Yesterday I had the pleasure of making and assembling a 12-inch-tall, three tier wedding cake for a midnight wedding at Portland's Voodoo Doughnuts. The people who got married are close friends of mine, so finding the inspiration for the design wasn't difficult (having them give me free reign when it came to designing the cake helped, too). Certain components literally came to me in a dream; the remaining details were filled in after giving the project some thought. I was an art history major during undergrad, so I have a tendency to imbue creative projects with lots of symbolism. I find that doing so gives the work some personality and depth, and it keeps me connected to the days when I studied the subject.

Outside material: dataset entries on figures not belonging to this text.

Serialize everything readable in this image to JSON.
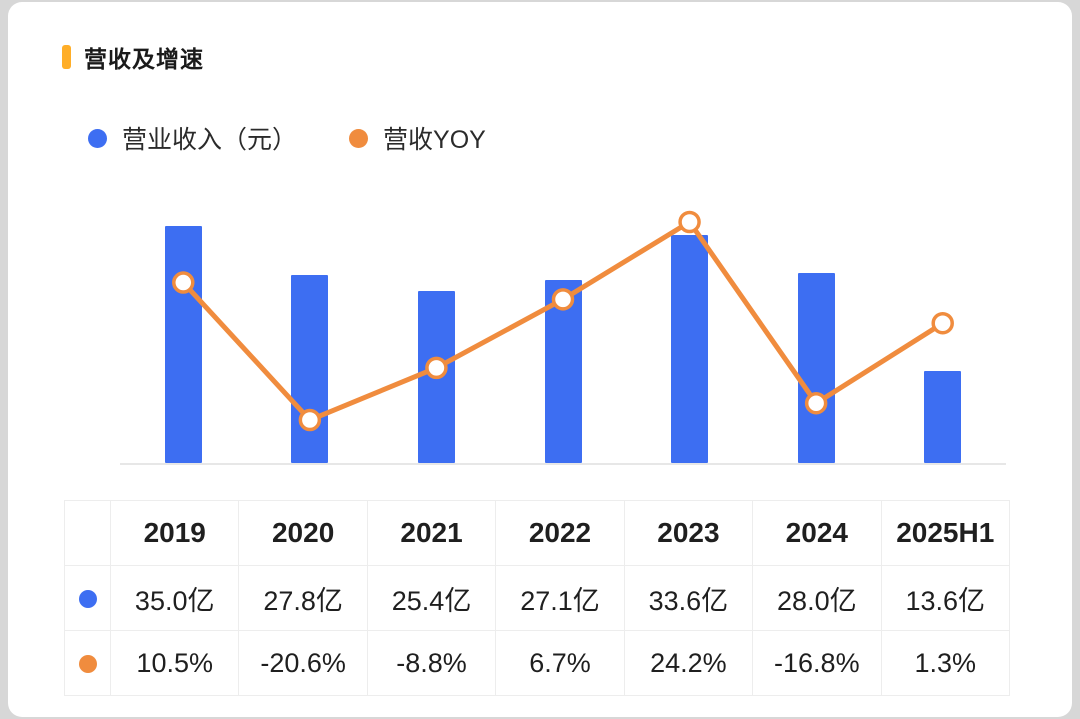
{
  "page": {
    "title": "营收及增速"
  },
  "colors": {
    "bar": "#3D6EF2",
    "line": "#F08C3E",
    "accent": "#FFAE28",
    "marker_fill": "#FFFFFF"
  },
  "legend": [
    {
      "label": "营业收入（元）",
      "color": "#3D6EF2"
    },
    {
      "label": "营收YOY",
      "color": "#F08C3E"
    }
  ],
  "chart_data": {
    "type": "bar",
    "subtype": "bar+line combo",
    "title": "营收及增速",
    "categories": [
      "2019",
      "2020",
      "2021",
      "2022",
      "2023",
      "2024",
      "2025H1"
    ],
    "series": [
      {
        "name": "营业收入（元）",
        "type": "bar",
        "unit": "亿",
        "values": [
          35.0,
          27.8,
          25.4,
          27.1,
          33.6,
          28.0,
          13.6
        ],
        "labels": [
          "35.0亿",
          "27.8亿",
          "25.4亿",
          "27.1亿",
          "33.6亿",
          "28.0亿",
          "13.6亿"
        ]
      },
      {
        "name": "营收YOY",
        "type": "line",
        "unit": "%",
        "values": [
          10.5,
          -20.6,
          -8.8,
          6.7,
          24.2,
          -16.8,
          1.3
        ],
        "labels": [
          "10.5%",
          "-20.6%",
          "-8.8%",
          "6.7%",
          "24.2%",
          "-16.8%",
          "1.3%"
        ]
      }
    ],
    "legend_position": "top",
    "grid": false,
    "bar_axis_range": [
      0,
      38
    ],
    "line_axis_range": [
      -25,
      28
    ]
  },
  "table": {
    "header": [
      "",
      "2019",
      "2020",
      "2021",
      "2022",
      "2023",
      "2024",
      "2025H1"
    ],
    "rows": [
      {
        "marker_color": "#3D6EF2",
        "cells": [
          "35.0亿",
          "27.8亿",
          "25.4亿",
          "27.1亿",
          "33.6亿",
          "28.0亿",
          "13.6亿"
        ]
      },
      {
        "marker_color": "#F08C3E",
        "cells": [
          "10.5%",
          "-20.6%",
          "-8.8%",
          "6.7%",
          "24.2%",
          "-16.8%",
          "1.3%"
        ]
      }
    ]
  }
}
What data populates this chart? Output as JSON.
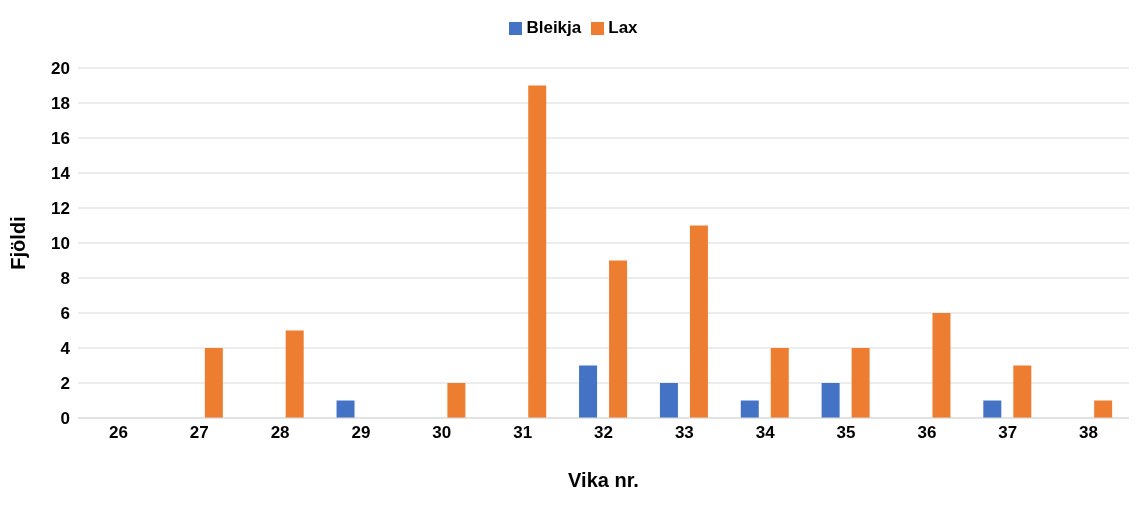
{
  "chart_data": {
    "type": "bar",
    "xlabel": "Vika nr.",
    "ylabel": "Fjöldi",
    "categories": [
      "26",
      "27",
      "28",
      "29",
      "30",
      "31",
      "32",
      "33",
      "34",
      "35",
      "36",
      "37",
      "38"
    ],
    "series": [
      {
        "name": "Bleikja",
        "color": "#4472c4",
        "values": [
          0,
          0,
          0,
          1,
          0,
          0,
          3,
          2,
          1,
          2,
          0,
          1,
          0
        ]
      },
      {
        "name": "Lax",
        "color": "#ed7d31",
        "values": [
          0,
          4,
          5,
          0,
          2,
          19,
          9,
          11,
          4,
          4,
          6,
          3,
          1
        ]
      }
    ],
    "ylim": [
      0,
      20
    ],
    "yticks": [
      0,
      2,
      4,
      6,
      8,
      10,
      12,
      14,
      16,
      18,
      20
    ],
    "grid": "y",
    "legend": "top"
  }
}
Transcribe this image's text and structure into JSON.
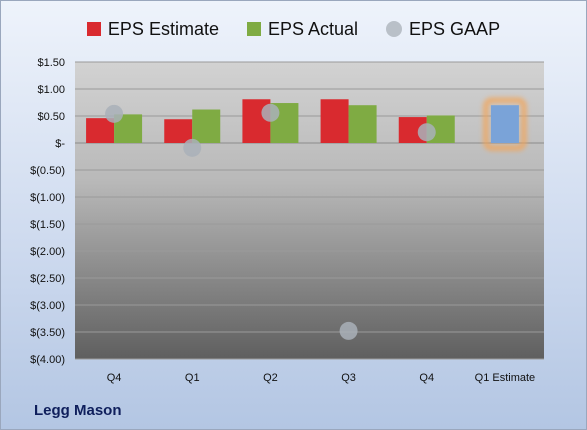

The cake itself was Serious Business Pastries's own super moist gingerbread cake, which was then frosted with white chocolate. I chose the gingerbread to commemorate the time of year the couple got married (the first day of winter, the solstice), and white chocolate frosting because the pair avid snow sport enthusiasts. The rustic approach I used to apply the frosting to the cake — the swirling, the unevenness — is meant to evoke images of ski trails and snow that's seen a fair amount of recent activity. When you see the frosting as snow, the cake itself takes on a mountainous kind of quality; and so at the top of the mountain I perched two shortbread cookie star cutouts to represent the couple, and the trail of bright green and orange macarons — colors the couple likes — symbolizes the trail the couple blazed together to get to the top. (Plus, who doesn't love macarons?!?) The single trail of macarons, as opposed to two separate trails, suggests unity.
And there you have it: Serious Business Pastries first blogpost, and the business's first wedding cake.